Right now, a single model is being trained by the developer and distributed to all the phones that need it. However, this one-size-fits-all approach doesn’t take into account every user’s preferences. Neither can it be fed with new data that has been collected over time. As a result, most models are relatively static and only get updates every now and then.
To solve these problems, the model training process needs to be moved from the cloud to individual smartphones – a huge feat given the differences in performance between the two platforms. Nevertheless, this would allow a keyboard app, for example, to tailor its predictions specifically to your typing style. Going a step further, it could even take into account other contextual cues, such as: B. Your relationships with other people during a conversation.
Currently, Google’s Gboard uses a mix of on-device and cloud-based training (called federated learning) to improve the quality of predictions for all users. However, this hybrid approach has its limitations. For example, Gboard predicts your next likely word rather than whole sentences based on your individual habits and past conversations.
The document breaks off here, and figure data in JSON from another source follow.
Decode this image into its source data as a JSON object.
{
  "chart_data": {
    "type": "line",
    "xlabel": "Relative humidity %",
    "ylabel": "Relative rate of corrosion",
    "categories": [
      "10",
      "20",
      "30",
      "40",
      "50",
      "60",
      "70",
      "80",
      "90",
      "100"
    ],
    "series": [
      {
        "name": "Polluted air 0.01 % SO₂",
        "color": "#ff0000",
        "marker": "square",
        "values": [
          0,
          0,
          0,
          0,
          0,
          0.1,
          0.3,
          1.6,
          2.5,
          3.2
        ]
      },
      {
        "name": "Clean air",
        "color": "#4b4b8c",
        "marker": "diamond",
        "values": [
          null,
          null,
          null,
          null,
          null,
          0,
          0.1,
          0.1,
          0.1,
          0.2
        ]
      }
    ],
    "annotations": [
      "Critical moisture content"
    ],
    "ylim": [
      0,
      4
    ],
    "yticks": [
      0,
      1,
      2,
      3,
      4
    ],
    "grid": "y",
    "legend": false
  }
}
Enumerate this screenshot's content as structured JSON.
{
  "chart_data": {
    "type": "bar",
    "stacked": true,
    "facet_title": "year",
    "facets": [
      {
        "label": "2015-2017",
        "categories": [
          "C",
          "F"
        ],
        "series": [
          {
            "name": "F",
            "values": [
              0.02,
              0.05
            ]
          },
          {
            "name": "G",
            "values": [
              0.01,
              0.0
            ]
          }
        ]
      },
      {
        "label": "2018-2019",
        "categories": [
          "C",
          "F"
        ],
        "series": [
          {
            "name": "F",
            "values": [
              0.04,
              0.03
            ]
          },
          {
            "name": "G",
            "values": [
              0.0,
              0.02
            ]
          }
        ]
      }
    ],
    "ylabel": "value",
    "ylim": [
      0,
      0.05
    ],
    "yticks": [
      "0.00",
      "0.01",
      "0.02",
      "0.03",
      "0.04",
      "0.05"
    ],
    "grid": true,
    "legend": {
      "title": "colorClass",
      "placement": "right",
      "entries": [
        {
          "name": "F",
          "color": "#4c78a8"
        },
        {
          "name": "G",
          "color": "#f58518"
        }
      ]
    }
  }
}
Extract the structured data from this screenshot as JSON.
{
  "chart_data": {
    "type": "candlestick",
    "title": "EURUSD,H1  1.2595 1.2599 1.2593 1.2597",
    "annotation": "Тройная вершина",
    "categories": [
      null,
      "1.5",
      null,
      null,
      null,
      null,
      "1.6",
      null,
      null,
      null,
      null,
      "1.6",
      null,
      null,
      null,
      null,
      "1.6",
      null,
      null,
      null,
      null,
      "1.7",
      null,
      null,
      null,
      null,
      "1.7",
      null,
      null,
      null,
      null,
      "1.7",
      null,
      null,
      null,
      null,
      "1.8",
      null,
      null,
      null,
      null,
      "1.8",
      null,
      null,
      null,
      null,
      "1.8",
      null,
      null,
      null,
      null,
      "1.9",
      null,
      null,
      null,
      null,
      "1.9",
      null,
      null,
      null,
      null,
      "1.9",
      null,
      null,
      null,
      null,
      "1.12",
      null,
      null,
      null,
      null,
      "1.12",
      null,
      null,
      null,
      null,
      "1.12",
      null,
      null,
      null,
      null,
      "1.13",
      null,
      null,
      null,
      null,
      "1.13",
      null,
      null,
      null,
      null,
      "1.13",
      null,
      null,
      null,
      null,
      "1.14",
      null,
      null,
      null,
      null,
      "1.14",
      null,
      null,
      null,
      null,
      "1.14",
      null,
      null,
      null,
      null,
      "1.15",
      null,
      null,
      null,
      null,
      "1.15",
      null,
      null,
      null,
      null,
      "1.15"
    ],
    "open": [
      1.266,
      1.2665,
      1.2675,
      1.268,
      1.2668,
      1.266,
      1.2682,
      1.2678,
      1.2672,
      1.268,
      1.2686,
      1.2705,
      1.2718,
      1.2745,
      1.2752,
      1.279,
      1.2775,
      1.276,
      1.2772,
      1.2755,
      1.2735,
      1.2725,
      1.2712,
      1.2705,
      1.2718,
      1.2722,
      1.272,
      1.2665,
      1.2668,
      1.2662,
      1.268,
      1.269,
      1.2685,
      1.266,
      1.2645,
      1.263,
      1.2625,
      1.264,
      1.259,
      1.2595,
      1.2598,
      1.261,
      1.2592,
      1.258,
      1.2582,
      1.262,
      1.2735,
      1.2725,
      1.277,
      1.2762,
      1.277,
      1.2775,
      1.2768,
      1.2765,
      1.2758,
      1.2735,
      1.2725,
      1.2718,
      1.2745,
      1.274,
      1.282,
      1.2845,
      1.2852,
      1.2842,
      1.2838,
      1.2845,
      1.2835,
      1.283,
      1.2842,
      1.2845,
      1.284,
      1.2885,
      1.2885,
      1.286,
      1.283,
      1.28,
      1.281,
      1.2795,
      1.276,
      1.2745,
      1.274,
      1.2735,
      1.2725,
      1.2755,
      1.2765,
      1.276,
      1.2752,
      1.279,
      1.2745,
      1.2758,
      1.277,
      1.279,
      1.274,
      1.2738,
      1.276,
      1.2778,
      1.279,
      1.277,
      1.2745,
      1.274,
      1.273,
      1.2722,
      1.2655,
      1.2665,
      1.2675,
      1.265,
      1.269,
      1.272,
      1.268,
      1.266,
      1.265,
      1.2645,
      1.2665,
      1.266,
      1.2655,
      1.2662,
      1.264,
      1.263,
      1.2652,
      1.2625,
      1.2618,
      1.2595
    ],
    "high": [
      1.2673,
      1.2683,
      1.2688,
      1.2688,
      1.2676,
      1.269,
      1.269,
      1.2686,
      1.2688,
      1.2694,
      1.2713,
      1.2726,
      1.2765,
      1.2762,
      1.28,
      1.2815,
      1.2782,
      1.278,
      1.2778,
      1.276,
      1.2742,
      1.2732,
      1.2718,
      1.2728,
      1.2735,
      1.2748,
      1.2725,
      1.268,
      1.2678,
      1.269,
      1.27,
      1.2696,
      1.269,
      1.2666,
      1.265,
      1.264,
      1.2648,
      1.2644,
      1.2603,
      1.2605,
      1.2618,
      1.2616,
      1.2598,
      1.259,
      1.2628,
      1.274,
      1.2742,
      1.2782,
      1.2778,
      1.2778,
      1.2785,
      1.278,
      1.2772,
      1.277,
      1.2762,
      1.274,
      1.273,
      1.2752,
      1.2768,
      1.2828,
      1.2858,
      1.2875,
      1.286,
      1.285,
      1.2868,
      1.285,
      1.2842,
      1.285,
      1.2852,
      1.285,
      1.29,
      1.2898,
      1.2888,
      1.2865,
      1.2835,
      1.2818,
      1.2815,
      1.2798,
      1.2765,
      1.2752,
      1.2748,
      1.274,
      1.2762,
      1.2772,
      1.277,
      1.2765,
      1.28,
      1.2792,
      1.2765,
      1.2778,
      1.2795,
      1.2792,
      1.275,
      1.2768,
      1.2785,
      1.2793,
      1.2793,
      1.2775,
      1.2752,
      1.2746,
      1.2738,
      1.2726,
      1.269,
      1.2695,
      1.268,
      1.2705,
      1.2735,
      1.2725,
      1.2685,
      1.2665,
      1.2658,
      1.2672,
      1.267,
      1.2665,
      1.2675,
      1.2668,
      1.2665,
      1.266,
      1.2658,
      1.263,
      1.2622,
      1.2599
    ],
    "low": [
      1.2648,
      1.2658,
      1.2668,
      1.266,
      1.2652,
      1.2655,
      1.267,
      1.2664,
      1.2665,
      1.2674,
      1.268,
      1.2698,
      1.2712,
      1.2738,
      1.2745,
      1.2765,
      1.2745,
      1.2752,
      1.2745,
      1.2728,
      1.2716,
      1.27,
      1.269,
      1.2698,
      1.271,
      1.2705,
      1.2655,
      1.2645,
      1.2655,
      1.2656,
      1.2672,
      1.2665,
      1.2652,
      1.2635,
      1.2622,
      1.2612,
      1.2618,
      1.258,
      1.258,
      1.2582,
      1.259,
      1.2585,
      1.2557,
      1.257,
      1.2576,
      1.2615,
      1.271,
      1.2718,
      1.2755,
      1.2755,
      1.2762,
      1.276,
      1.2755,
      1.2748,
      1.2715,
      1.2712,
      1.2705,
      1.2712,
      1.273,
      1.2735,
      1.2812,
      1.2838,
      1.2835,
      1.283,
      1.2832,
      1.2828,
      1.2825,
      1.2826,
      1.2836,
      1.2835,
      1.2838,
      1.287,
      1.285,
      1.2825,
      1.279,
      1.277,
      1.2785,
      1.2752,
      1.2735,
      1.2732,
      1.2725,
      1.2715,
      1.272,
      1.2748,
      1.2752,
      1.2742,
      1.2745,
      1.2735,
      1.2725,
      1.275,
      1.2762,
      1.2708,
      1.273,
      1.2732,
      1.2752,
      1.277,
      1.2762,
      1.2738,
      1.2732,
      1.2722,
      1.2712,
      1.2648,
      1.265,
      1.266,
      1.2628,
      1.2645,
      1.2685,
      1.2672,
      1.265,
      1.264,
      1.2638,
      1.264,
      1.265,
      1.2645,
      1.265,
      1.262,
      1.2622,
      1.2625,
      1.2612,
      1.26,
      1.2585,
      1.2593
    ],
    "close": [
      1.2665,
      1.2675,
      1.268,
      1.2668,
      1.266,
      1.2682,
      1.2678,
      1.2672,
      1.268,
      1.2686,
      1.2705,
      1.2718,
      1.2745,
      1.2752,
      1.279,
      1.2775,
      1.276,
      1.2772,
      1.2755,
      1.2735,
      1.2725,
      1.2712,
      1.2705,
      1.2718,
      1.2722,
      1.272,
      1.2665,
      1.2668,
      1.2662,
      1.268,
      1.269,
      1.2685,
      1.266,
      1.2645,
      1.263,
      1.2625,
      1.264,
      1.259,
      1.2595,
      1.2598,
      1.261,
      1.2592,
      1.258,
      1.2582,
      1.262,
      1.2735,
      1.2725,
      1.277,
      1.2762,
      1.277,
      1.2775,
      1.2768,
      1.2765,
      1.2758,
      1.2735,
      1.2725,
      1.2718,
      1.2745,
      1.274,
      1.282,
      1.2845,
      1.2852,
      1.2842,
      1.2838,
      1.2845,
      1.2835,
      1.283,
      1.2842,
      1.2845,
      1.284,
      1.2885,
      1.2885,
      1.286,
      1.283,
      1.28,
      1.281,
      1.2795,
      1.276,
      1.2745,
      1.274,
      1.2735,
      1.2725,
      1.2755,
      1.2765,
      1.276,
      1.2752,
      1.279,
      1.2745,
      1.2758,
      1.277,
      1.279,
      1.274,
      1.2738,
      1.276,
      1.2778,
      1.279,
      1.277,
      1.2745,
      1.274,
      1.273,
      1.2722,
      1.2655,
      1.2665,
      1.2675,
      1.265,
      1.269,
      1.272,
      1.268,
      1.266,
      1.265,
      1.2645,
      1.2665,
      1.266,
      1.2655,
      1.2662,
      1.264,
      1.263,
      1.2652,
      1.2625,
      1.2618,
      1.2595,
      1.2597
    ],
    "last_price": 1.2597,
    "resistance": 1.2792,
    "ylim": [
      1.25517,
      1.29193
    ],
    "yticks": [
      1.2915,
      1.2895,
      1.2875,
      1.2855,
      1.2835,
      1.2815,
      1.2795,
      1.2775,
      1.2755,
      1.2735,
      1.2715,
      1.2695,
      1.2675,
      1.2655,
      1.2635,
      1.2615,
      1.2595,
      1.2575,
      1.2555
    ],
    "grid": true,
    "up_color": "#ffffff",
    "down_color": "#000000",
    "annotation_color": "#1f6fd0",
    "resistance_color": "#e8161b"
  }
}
An as yet unrealized idea that SwiftKey had in mind for its keyboard back in 2015
It is imperative that this type of individual training be performed on the device as the effects of sending sensitive user data (such as keystrokes) to the cloud would be catastrophic. Apple even acknowledged this when it announced CoreML 3 in 2019, which for the first time allowed developers to retrain existing models with new data. But even then, the majority of the model must first be trained on powerful hardware.
On Android, this type of iterative model retraining is best represented by the adaptive brightness function. Ever since Android Pie, Google has been using machine learning to “watch a user’s interactions with the screen brightness slider” and retrain a model that is tailored to each individual’s preferences.
Exercising on the machine will evolve in new and exciting ways.
With this feature enabled, Google claimed a noticeable improvement in Android’s ability to predict the correct screen brightness within just a week of normal smartphone interaction. I didn’t know how well this feature worked until I migrated from a Galaxy Note 8 with adaptive brightness to the newer LG Wing, which amazingly only contains the older “automatic” brightness logic.
Why training on the device has so far been limited to a few simple use cases is pretty clear. Aside from the obvious computing, battery, and performance limitations on smartphones, there aren’t many training techniques or algorithms designed for this purpose.
While this unfortunate reality won’t change overnight, there are several reasons to be optimistic about the next decade of ML on mobile. As both technology giants and developers focus on ways to improve user experience and privacy, on-device training will continue to evolve in new and exciting ways. Maybe then we can finally call our phones smart in the truest sense of the word.